Vincent Mortier, Amundi’s chief investment officer, warned that while the GENIUS Act could boost demand for US Treasury bonds, it might also send a message that the dollar is not as strong as previously thought. This could create an alternative to the US dollar, leading to more weakening of the greenback. Additionally, companies issuing stablecoins could become "quasi-banks," a role they were never meant to play, further destabilizing the global payments system.
Mortier's comments come as the GENIUS Act moves closer to becoming law, with the legislation now heading to the House of Representatives. The act could pave the way for companies to issue their own stablecoins, with major tech firms reportedly exploring the possibility. Stablecoins, which are backed by government bonds, fiat currencies, and other tangible assets, have seen significant growth in recent years, with their total value in circulation nearly doubling since the start of 2023 to surpass $250 billion.
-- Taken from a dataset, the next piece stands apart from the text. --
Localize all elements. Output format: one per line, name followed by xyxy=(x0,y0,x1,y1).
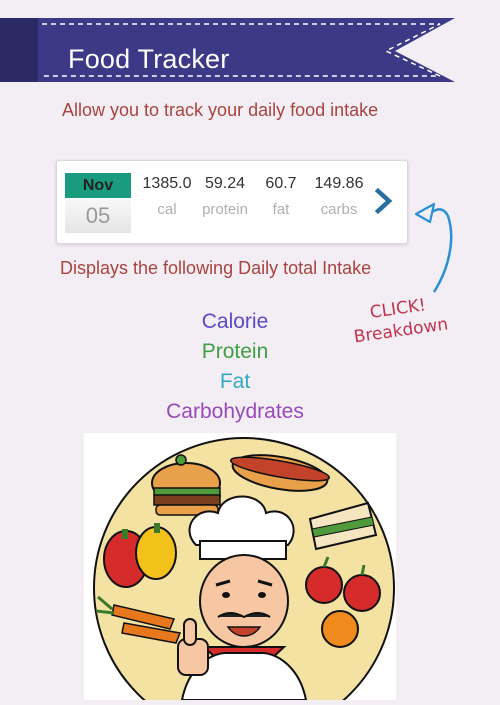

According to analysts, the passage of the GENIUS Act could provide positive momentum for stablecoins and real-world assets (RWAs) more broadly. The act could de-risk the use of digital dollars in tokenized ecosystems, making it easier to build compliant RWA platforms with embedded on-chain settlements. This could be critical for sectors like real estate, trade finance, and sukuk issuance. However, Amundi's warning highlights the potential risks associated with the GENIUS Act and the need for careful consideration of its implications on the financial system.